Edward Ayuk claimed he did not know the woman, however in 2015 she was at his premises and did business with three other people named Alaji, Obama and Rebecca.

Sibda said: “What they were busy with was something like internet dating, do you know about that? They would speak to people on the phone, and you would help them with the Afrikaans-speaking people?” She agreed.

He said the scam involved Rebecca pretending to be the nanny and the witness pretending to be a child. She giggled and agreed. She said Edward withheld her ID but when Sibda challenged her to say, “He kept it under a tablecloth”, she said, “No, I don’t know about where he kept it.”

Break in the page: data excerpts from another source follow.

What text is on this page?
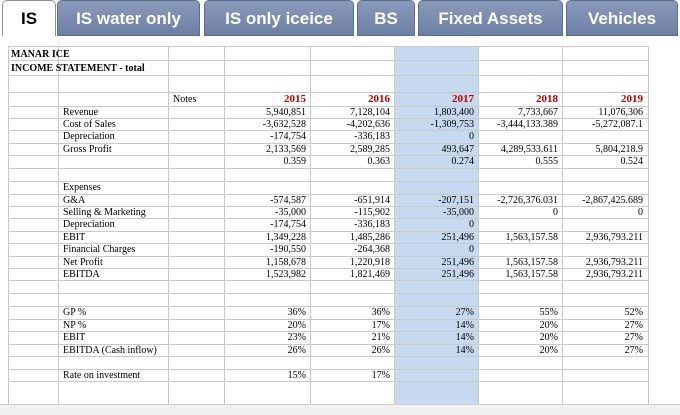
IS	IS water only	IS only iceice	BS	Fixed Assets	Vehicles
MANAR ICE
INCOME STATEMENT - total
Notes	2015	2016	2017	2018	2019
Revenue	5,940,851	7,128,104	1,803,400	7,733,667	11,076,306
Cost of Sales	-3,632,528	-4,202,636	-1,309,753	-3,444,133.389	-5,272,087.1
Depreciation	-174,754	-336,183	0
Gross Profit	2,133,569	2,589,285	493,647	4,289,533.611	5,804,218.9
0.359	0.363	0.274	0.555	0.524
Expenses
G&A	-574,587	-651,914	-207,151	-2,726,376.031	-2,867,425.689
Selling & Marketing	-35,000	-115,902	-35,000	0	0
Depreciation	-174,754	-336,183	0
EBIT	1,349,228	1,485,286	251,496	1,563,157.58	2,936,793.211
Financial Charges	-190,550	-264,368	0
Net Profit	1,158,678	1,220,918	251,496	1,563,157.58	2,936,793.211
EBITDA	1,523,982	1,821,469	251,496	1,563,157.58	2,936,793.211
GP %	36%	36%	27%	55%	52%
NP %	20%	17%	14%	20%	27%
EBIT	23%	21%	14%	20%	27%
EBITDA (Cash inflow)	26%	26%	14%	20%	27%
Rate on investment	15%	17%
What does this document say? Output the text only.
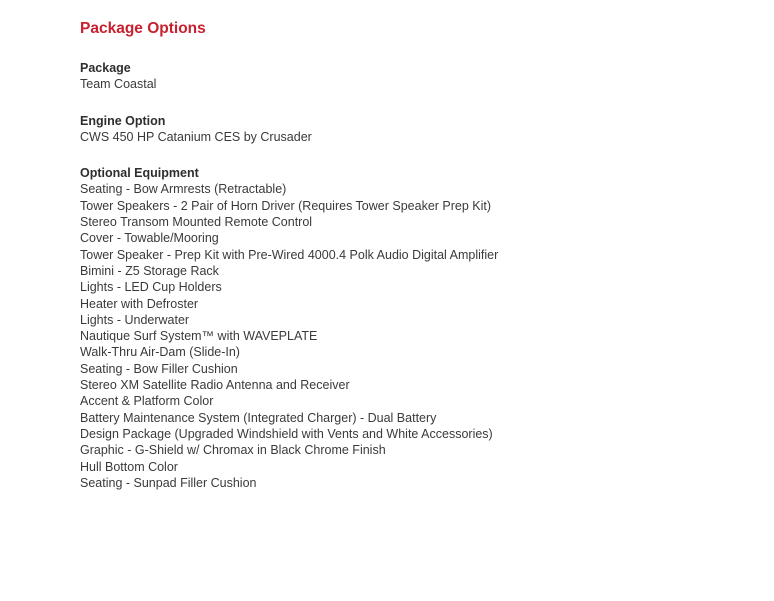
Package Options
Package
Team Coastal
Engine Option
CWS 450 HP Catanium CES by Crusader
Optional Equipment
Seating - Bow Armrests (Retractable)
Tower Speakers - 2 Pair of Horn Driver (Requires Tower Speaker Prep Kit)
Stereo Transom Mounted Remote Control
Cover - Towable/Mooring
Tower Speaker - Prep Kit with Pre-Wired 4000.4 Polk Audio Digital Amplifier
Bimini - Z5 Storage Rack
Lights - LED Cup Holders
Heater with Defroster
Lights - Underwater
Nautique Surf System™ with WAVEPLATE
Walk-Thru Air-Dam (Slide-In)
Seating - Bow Filler Cushion
Stereo XM Satellite Radio Antenna and Receiver
Accent & Platform Color
Battery Maintenance System (Integrated Charger) - Dual Battery
Design Package (Upgraded Windshield with Vents and White Accessories)
Graphic - G-Shield w/ Chromax in Black Chrome Finish
Hull Bottom Color
Seating - Sunpad Filler Cushion
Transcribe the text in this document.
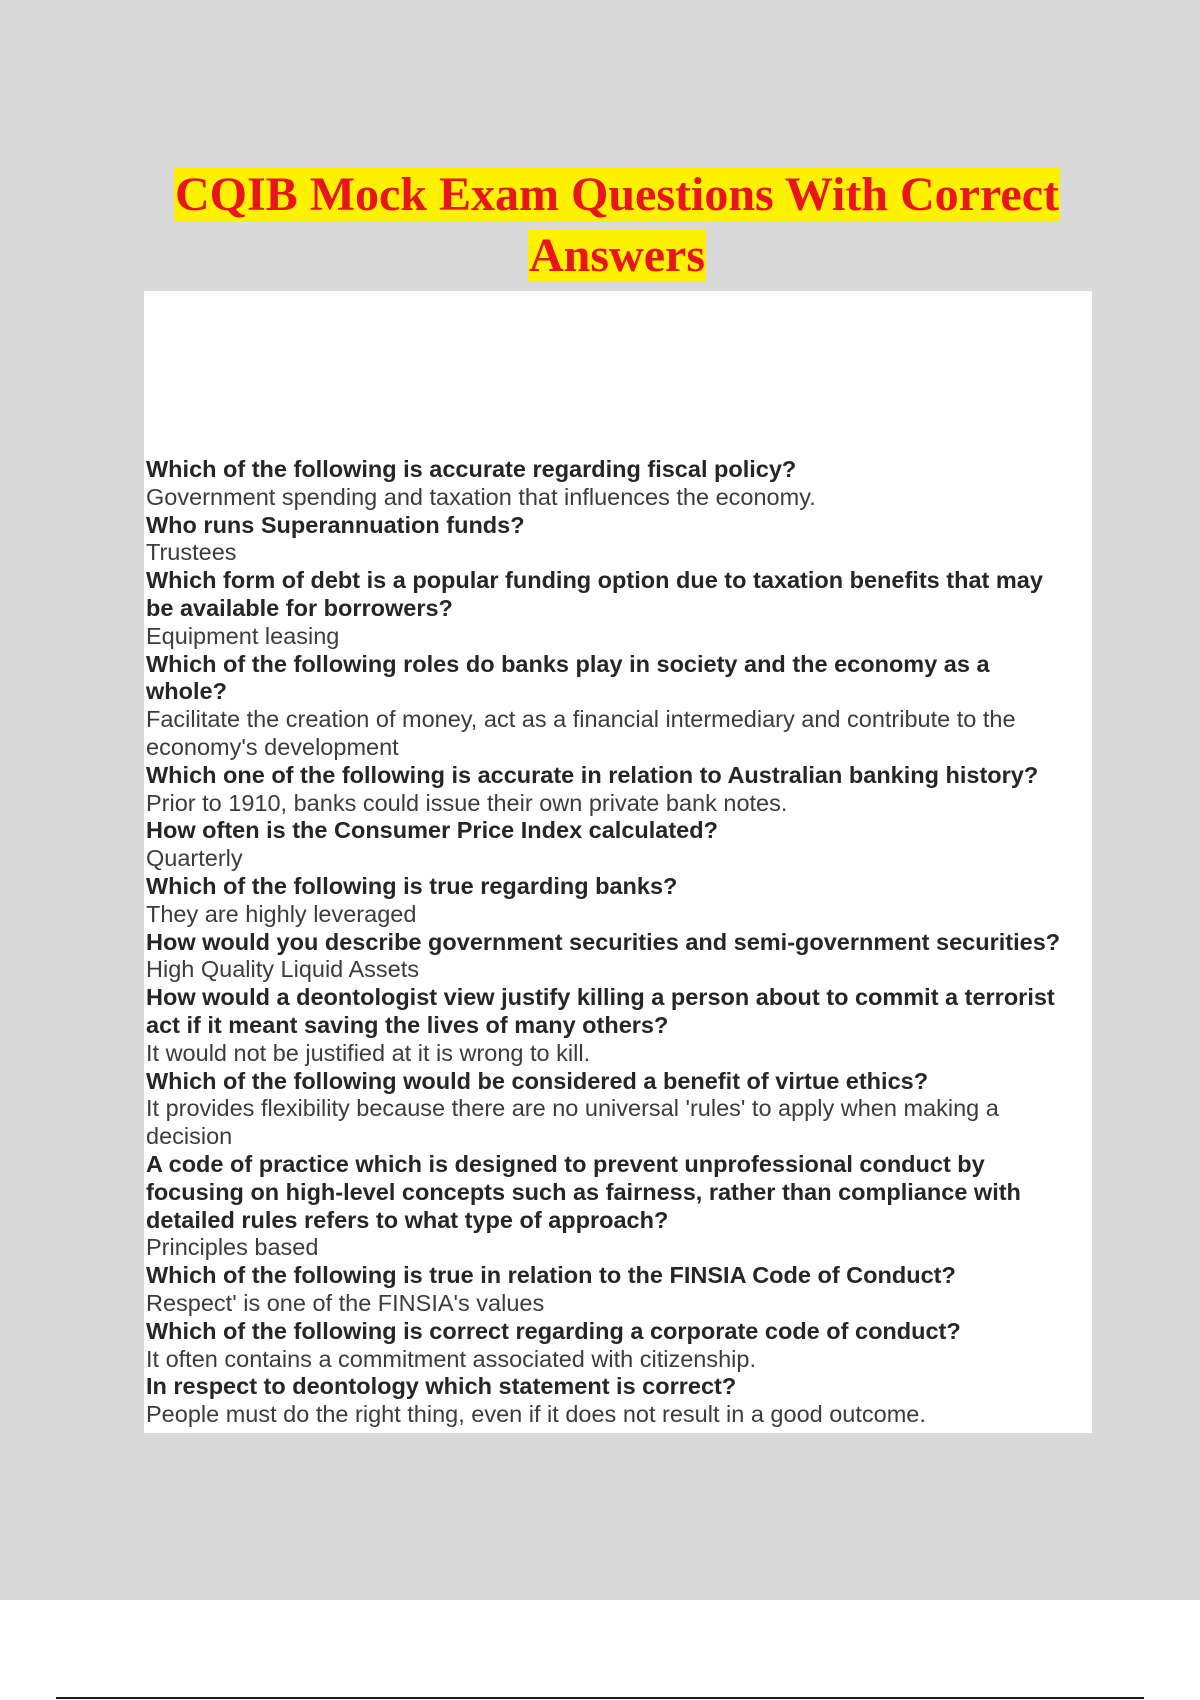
CQIB Mock Exam Questions With Correct
Answers
Which of the following is accurate regarding fiscal policy?
Government spending and taxation that influences the economy.
Who runs Superannuation funds?
Trustees
Which form of debt is a popular funding option due to taxation benefits that may
be available for borrowers?
Equipment leasing
Which of the following roles do banks play in society and the economy as a
whole?
Facilitate the creation of money, act as a financial intermediary and contribute to the
economy's development
Which one of the following is accurate in relation to Australian banking history?
Prior to 1910, banks could issue their own private bank notes.
How often is the Consumer Price Index calculated?
Quarterly
Which of the following is true regarding banks?
They are highly leveraged
How would you describe government securities and semi-government securities?
High Quality Liquid Assets
How would a deontologist view justify killing a person about to commit a terrorist
act if it meant saving the lives of many others?
It would not be justified at it is wrong to kill.
Which of the following would be considered a benefit of virtue ethics?
It provides flexibility because there are no universal 'rules' to apply when making a
decision
A code of practice which is designed to prevent unprofessional conduct by
focusing on high-level concepts such as fairness, rather than compliance with
detailed rules refers to what type of approach?
Principles based
Which of the following is true in relation to the FINSIA Code of Conduct?
Respect' is one of the FINSIA's values
Which of the following is correct regarding a corporate code of conduct?
It often contains a commitment associated with citizenship.
In respect to deontology which statement is correct?
People must do the right thing, even if it does not result in a good outcome.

She agreed when Sibda told her that her ID was used for transferring funds, and at her initial meeting with Ayuk she said it was okay but warned Edward to “be careful” about using her personal information for sending and receiving cash at supermarkets such as Checkers and Shoprite.

The witness said the last time she saw Edward was after he offered to return her back to her mother.

She testified, she refused to return, approached a client who took her to Dunoon where he gave her money for a ticket but instead of Springbok she ended up in Johannesburg.

She stayed there for two months before she returned but hadn't seen the alleged human trafficker until they saw one another in court. She said all Edward would do at the house is “sleep”, “cook in the kitchen” and leave to “play soccer bets”.